Don’t Legislate Away Biopharmaceutical Innovation
The U.S. economy thrives on innovation. According to the U.S. Patent and Trademark Office, industries that intensively rely on intellectual property (IP) protections, which includes the biopharmaceutical industry, account for nearly 40 percent of the U.S. economy and are responsible for an outsized share of our overall economic growth.
Beyond the growth benefits, innovations improve our lives in countless ways. From mobile technologies inaptly called “mobile phones” to cutting-edge medicines that treat formerly incurable diseases, innovation helps us live better lives.
Within this context, it is unfortunate that, while not the intention, a bill proposed by Senator John Cornyn (R-TX) and Senator Richard Blumenthal (D-CT) would risk future innovation.
The bill (the Affordable Prescriptions for Patients Act of 2019) is supposed to address abuse of the patent system by the biopharmaceutical industry. According to Senators Cornyn and Blumenthal, rampant abuses of the patent system are fostering an anti-competitive environment.
Such an assessment misdiagnoses the problem. In 2017, 90% of all prescriptionsdispensed were for generic drugs, generating over $265 billion in savings for the U.S. health care system. These are the medicines that are typically dispensed from a pharmacy, and clearly, these patented medicines face robust competition.

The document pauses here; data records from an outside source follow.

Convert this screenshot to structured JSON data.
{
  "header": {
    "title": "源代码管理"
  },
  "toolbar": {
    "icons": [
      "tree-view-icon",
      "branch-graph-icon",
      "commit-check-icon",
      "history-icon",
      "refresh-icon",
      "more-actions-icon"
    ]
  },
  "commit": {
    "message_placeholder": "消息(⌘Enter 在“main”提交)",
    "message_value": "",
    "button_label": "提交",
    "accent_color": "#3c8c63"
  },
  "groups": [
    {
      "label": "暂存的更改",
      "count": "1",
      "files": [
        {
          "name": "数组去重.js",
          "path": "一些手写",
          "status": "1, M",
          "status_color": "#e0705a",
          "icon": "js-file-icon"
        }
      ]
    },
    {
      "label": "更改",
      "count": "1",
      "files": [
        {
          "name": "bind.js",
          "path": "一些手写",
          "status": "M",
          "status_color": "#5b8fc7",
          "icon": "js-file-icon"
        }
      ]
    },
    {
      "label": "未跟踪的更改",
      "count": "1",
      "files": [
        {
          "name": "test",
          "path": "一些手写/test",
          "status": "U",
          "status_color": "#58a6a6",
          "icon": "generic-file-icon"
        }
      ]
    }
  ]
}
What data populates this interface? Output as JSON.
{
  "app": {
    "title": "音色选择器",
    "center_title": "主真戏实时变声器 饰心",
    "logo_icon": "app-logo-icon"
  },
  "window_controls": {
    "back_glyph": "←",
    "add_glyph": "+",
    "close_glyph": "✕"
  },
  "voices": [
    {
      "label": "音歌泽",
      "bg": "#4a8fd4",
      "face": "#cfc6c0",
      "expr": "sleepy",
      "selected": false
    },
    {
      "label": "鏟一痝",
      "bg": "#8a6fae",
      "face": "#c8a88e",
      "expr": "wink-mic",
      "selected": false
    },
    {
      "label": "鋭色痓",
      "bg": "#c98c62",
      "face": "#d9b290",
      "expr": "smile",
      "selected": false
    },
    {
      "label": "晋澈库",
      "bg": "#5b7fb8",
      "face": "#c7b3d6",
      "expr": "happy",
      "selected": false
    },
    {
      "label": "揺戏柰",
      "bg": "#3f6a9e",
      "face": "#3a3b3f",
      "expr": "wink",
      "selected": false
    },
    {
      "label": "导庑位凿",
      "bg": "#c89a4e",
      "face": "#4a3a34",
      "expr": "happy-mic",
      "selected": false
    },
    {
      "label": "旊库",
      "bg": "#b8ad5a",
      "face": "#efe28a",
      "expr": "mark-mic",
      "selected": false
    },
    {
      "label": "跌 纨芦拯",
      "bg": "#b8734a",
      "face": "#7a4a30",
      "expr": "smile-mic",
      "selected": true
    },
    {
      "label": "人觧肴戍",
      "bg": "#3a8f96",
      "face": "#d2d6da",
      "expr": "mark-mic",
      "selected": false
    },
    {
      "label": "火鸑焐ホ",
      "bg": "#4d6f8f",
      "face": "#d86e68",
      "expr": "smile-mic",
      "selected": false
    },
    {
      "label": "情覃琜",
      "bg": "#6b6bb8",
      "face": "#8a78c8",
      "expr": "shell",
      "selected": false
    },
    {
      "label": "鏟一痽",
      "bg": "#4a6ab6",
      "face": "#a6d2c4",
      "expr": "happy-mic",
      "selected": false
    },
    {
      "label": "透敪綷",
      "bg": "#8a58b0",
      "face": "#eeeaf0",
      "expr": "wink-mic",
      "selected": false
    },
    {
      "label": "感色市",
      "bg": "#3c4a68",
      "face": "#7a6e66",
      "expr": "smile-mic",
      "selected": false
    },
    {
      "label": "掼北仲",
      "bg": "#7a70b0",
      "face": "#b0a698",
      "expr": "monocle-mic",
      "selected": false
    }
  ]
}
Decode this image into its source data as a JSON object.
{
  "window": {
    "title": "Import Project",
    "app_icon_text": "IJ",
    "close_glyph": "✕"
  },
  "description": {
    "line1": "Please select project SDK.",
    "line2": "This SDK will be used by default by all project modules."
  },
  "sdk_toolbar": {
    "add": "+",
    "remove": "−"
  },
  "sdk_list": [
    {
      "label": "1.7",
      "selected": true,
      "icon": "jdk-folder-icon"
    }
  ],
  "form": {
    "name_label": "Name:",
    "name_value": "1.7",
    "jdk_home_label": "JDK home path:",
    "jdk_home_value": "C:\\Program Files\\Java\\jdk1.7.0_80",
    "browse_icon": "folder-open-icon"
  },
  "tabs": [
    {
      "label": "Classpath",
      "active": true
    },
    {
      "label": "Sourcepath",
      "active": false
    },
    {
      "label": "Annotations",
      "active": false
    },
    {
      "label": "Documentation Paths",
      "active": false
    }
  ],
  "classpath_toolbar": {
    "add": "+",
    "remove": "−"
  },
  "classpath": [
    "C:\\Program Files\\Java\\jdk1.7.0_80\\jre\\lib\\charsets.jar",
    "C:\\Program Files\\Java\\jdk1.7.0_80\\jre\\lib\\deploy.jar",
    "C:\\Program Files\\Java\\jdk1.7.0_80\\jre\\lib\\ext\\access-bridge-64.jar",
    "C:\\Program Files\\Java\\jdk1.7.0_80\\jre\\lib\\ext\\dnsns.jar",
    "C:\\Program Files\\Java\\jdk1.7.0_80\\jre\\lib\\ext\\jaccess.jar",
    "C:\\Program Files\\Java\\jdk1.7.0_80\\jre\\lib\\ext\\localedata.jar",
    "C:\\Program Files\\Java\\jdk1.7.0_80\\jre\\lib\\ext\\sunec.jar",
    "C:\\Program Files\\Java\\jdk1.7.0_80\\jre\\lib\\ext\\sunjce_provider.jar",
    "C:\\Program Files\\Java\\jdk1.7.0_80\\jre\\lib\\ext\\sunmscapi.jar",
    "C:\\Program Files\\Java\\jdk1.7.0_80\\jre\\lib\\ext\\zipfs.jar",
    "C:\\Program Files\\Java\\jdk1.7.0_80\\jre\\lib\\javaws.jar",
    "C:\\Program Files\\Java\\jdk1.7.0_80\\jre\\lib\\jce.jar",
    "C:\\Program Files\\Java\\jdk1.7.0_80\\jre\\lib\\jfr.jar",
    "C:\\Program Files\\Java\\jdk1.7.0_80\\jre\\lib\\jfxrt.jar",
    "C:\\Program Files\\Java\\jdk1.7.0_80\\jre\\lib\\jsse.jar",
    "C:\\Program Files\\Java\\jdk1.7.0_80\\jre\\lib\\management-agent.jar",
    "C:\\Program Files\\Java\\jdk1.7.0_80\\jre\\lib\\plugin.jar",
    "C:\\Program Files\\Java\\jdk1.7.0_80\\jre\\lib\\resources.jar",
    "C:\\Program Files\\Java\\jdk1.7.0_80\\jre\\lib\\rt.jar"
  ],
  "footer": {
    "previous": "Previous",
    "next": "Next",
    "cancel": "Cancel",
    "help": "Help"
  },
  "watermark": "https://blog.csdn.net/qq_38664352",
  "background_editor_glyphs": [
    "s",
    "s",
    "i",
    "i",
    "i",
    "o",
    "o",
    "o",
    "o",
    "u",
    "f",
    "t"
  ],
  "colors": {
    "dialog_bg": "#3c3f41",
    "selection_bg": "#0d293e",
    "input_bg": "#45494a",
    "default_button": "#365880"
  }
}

Compared to this well-developed competitive landscape, competition for biologic medicines is lacking – biologic medicines, or biologics, are expensive “large molecule” drugs that are typically administered in a clinical setting. It is in response to this less robust competitive space that the Act has been proposed.
The proposed reforms would empower the Federal Trade Commission (FTC) to determine if a company had “anticompetitive intent” when it filed for additional patents on an approved therapy. If the FTC determines that a company had anticompetitive intent, then the agency would have the power to impose steep penalties on that company. And, this is the crux of the Act’s misdiagnosis of the problem.

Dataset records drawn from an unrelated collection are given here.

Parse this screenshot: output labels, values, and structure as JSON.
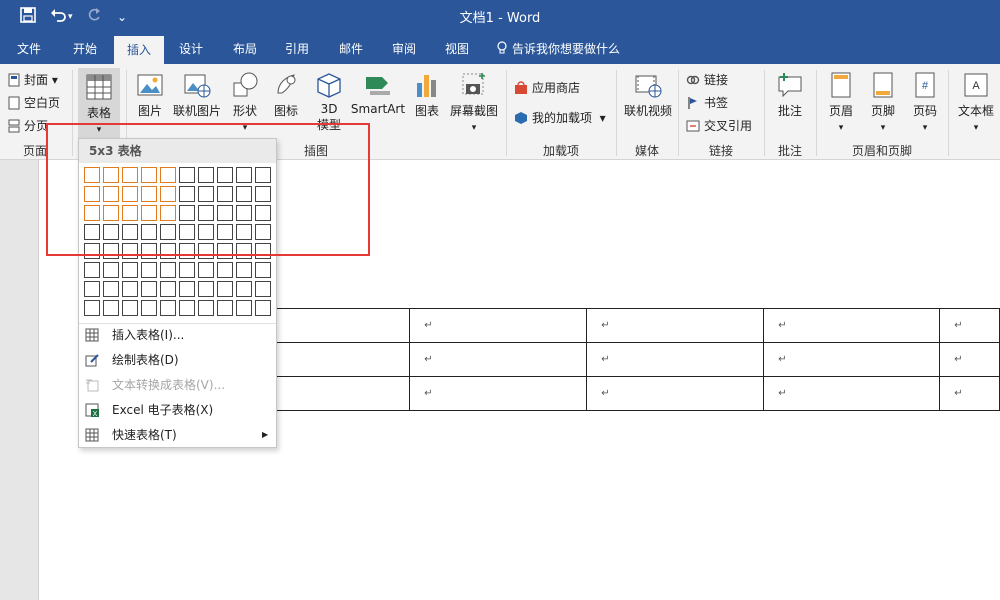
{
  "window": {
    "title": "文档1  -  Word"
  },
  "quick_access": {
    "save_icon": "save-icon",
    "undo_icon": "undo-icon",
    "redo_icon": "redo-icon",
    "customize_glyph": "⌄"
  },
  "tabs": [
    "文件",
    "开始",
    "插入",
    "设计",
    "布局",
    "引用",
    "邮件",
    "审阅",
    "视图"
  ],
  "active_tab": "插入",
  "tell_me": "告诉我你想要做什么",
  "ribbon": {
    "pages_group": {
      "items": [
        "封面",
        "空白页",
        "分页"
      ],
      "label": "页面"
    },
    "tables_group": {
      "button": "表格"
    },
    "illustrations_group": {
      "buttons": [
        "图片",
        "联机图片",
        "形状",
        "图标",
        "3D",
        "SmartArt",
        "图表",
        "屏幕截图"
      ],
      "model_label": "模型",
      "label": "插图"
    },
    "addins_group": {
      "items": [
        "应用商店",
        "我的加载项"
      ],
      "label": "加载项"
    },
    "media_group": {
      "button": "联机视频",
      "label": "媒体"
    },
    "links_group": {
      "items": [
        "链接",
        "书签",
        "交叉引用"
      ],
      "label": "链接"
    },
    "comments_group": {
      "button": "批注",
      "label": "批注"
    },
    "header_footer_group": {
      "buttons": [
        "页眉",
        "页脚",
        "页码"
      ],
      "label": "页眉和页脚"
    },
    "text_group": {
      "button": "文本框"
    }
  },
  "table_dropdown": {
    "header": "5x3 表格",
    "grid_cols": 10,
    "grid_rows": 8,
    "selected_cols": 5,
    "selected_rows": 3,
    "menu": [
      {
        "label": "插入表格(I)...",
        "enabled": true
      },
      {
        "label": "绘制表格(D)",
        "enabled": true
      },
      {
        "label": "文本转换成表格(V)...",
        "enabled": false
      },
      {
        "label": "Excel 电子表格(X)",
        "enabled": true
      },
      {
        "label": "快速表格(T)",
        "enabled": true
      }
    ]
  },
  "document": {
    "cell_mark": "↵",
    "rows": 3,
    "cols": 5
  },
  "colors": {
    "title_bar": "#2b579a",
    "grid_highlight": "#e07b1f",
    "annotation_box": "#e53935"
  }
}
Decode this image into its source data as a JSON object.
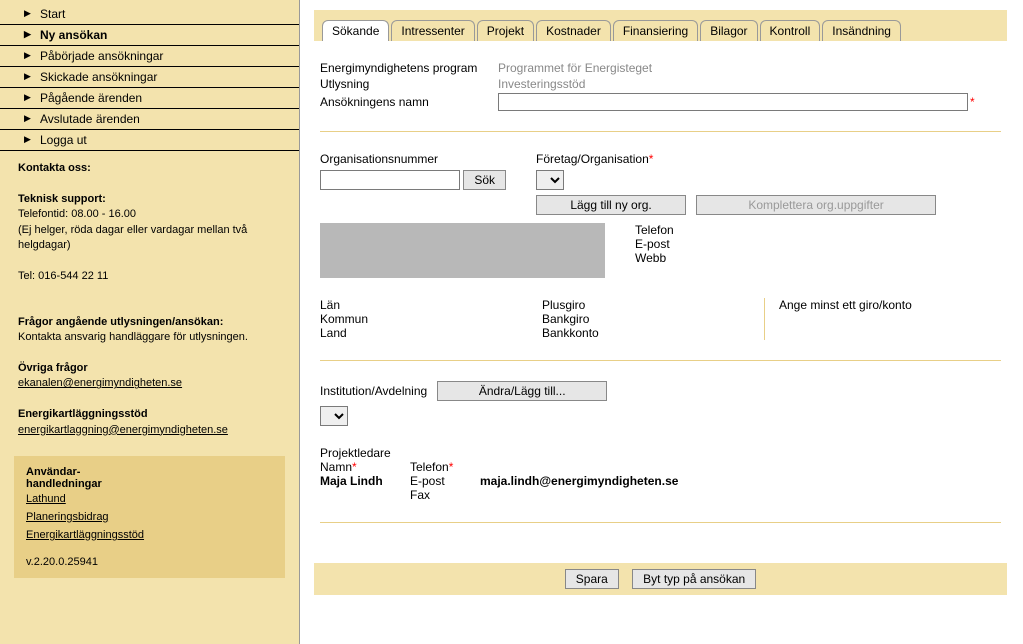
{
  "nav": {
    "items": [
      {
        "label": "Start"
      },
      {
        "label": "Ny ansökan",
        "active": true
      },
      {
        "label": "Påbörjade ansökningar"
      },
      {
        "label": "Skickade ansökningar"
      },
      {
        "label": "Pågående ärenden"
      },
      {
        "label": "Avslutade ärenden"
      },
      {
        "label": "Logga ut"
      }
    ]
  },
  "contact": {
    "heading": "Kontakta oss:",
    "tech_title": "Teknisk support:",
    "tech_hours": "Telefontid: 08.00 - 16.00",
    "tech_note": "(Ej helger, röda dagar eller vardagar mellan två helgdagar)",
    "tech_phone": "Tel: 016-544 22 11",
    "q_title": "Frågor angående utlysningen/ansökan:",
    "q_text": "Kontakta ansvarig handläggare för utlysningen.",
    "other_title": "Övriga frågor",
    "other_email": "ekanalen@energimyndigheten.se",
    "ek_title": "Energikartläggningsstöd",
    "ek_email": "energikartlaggning@energimyndigheten.se"
  },
  "guides": {
    "title1": "Användar-",
    "title2": "handledningar",
    "links": [
      "Lathund",
      "Planeringsbidrag",
      "Energikartläggningsstöd"
    ],
    "version": "v.2.20.0.25941"
  },
  "tabs": [
    "Sökande",
    "Intressenter",
    "Projekt",
    "Kostnader",
    "Finansiering",
    "Bilagor",
    "Kontroll",
    "Insändning"
  ],
  "active_tab": "Sökande",
  "form": {
    "program_label": "Energimyndighetens program",
    "program_value": "Programmet för Energisteget",
    "call_label": "Utlysning",
    "call_value": "Investeringsstöd",
    "appname_label": "Ansökningens namn",
    "orgnum_label": "Organisationsnummer",
    "search_btn": "Sök",
    "company_label": "Företag/Organisation",
    "add_org_btn": "Lägg till ny org.",
    "complete_org_btn": "Komplettera org.uppgifter",
    "phone_label": "Telefon",
    "email_label": "E-post",
    "web_label": "Webb",
    "county_label": "Län",
    "municipality_label": "Kommun",
    "country_label": "Land",
    "plusgiro_label": "Plusgiro",
    "bankgiro_label": "Bankgiro",
    "bankaccount_label": "Bankkonto",
    "giro_note": "Ange minst ett giro/konto",
    "institution_label": "Institution/Avdelning",
    "edit_add_btn": "Ändra/Lägg till...",
    "pl_heading": "Projektledare",
    "pl_name_label": "Namn",
    "pl_phone_label": "Telefon",
    "pl_email_label": "E-post",
    "pl_fax_label": "Fax",
    "pl_name_value": "Maja Lindh",
    "pl_email_value": "maja.lindh@energimyndigheten.se",
    "save_btn": "Spara",
    "change_type_btn": "Byt typ på ansökan"
  }
}
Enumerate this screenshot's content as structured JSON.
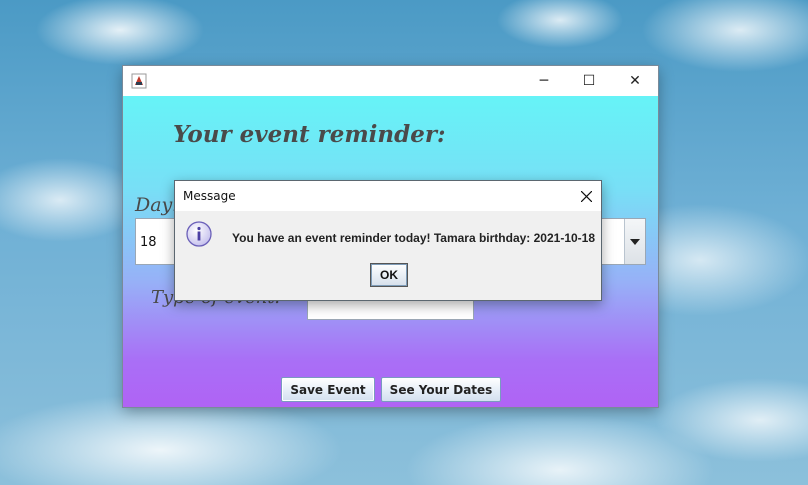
{
  "window": {
    "title": "",
    "icon": "java-cup-icon",
    "controls": {
      "minimize": "─",
      "maximize": "☐",
      "close": "✕"
    }
  },
  "form": {
    "title": "Your event reminder:",
    "day_label": "Day:",
    "day_value": "18",
    "type_label": "Type of event:",
    "type_value": "",
    "save_button": "Save Event",
    "dates_button": "See Your Dates"
  },
  "dialog": {
    "title": "Message",
    "close": "✕",
    "icon": "info-icon",
    "message": "You have an event reminder today! Tamara birthday: 2021-10-18",
    "ok_button": "OK"
  },
  "colors": {
    "gradient_top": "#66f3f7",
    "gradient_bottom": "#b063f5",
    "title_text": "#4a4a4a",
    "dialog_bg": "#f0f0f0"
  }
}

Developing therapies is a long and arduous process that is full of failure. On average, it costs around $2.6 billion and 10 to 15 years to develop one new medicine. While not all drugs make it to the clinical trial stage, of those that do, only 12 percent will be approved for marketing.
This expensive research and development process does not stop simply because the medicine has been approved for marketing. Just like most other industries, whether it is the iPhone or a Ford F-Series truck, the developers of a new biologic medicine do not stop investing in their products simply because the medicine has been approved and is being sold on the market.
In the case of new biologic medicines, these new investments are dedicated toward improving the efficacy or diminishing the adverse side effects of the medicines. These improvements sometimes lead to the creation of extended release formulations of the drugs, or it could lead to the creation of combination products that increase the drugs’ efficacy or convenience for patients. These additional investments could also help researchers demonstrate the medicines’ efficacy to treat other diseases, thereby extending the drugs’ benefits to even more patients. Just as important, the new research will also improve our understanding of the medicines’ impact on their original indications.
Often, these investments result in new intellectual property that, in order to allow the investing companies an opportunity to recoup their costs, should be patented. The justification for these additional patents is no different than the justification for the original patent.
The Affordable Prescriptions for Patients Act of 2019, if implemented, would make the patents on these research efforts less secure. Without secure patent rights, the incentive to risk the large sums of money companies spend to improve their medicines is severely diminished.
With fewer incentives, there will be less investment. And, not just less incentive to improve the medicines that have already been developed. The incentive to develop new medicines will also be lessened to the detriment of patients and economic growth.
Despite the diminished incentives to innovate, the Act will not effectively increase competition for biologics, either.
Instead of empowering government agencies to create market competition, a better strategy for creating competition is to empower market competitors; in this case, remove the barriers thwarting the development of a robust biosimilar market in the U.S.
Unlike in Europe where biosimilars have reached $2 billion in annual sales and price discounts are expected to reach between 25% and 70% below the originator biologic, barriers in the U.S. are inhibiting the development of a robust biosimilars market.
Reforms that eliminate these barriers will enable a stronger biosimilar market that would drive drug prices down through competition, not by empowering more government agencies. These reforms including increasing provider education about biosimilars, eliminating the contracting biases against biosimilars, and removing market disincentives that discourage the use of biosimilars instead of the more expensive originator biologic.
Instead of trying to strengthen the biosimilar market to improve competition, the Affordable Prescriptions for Patients Act of 2019 weakens the incentives to develop the original medicine. This approach will harm patients as fewer medicines and potential cures are developed in the future. However, because the U.S. economy thrives on innovation, the adverse consequences will likely extend beyond the health care sector. This Act sets an anti-growth precedent that is disconcerting for the IP driven U.S. economy.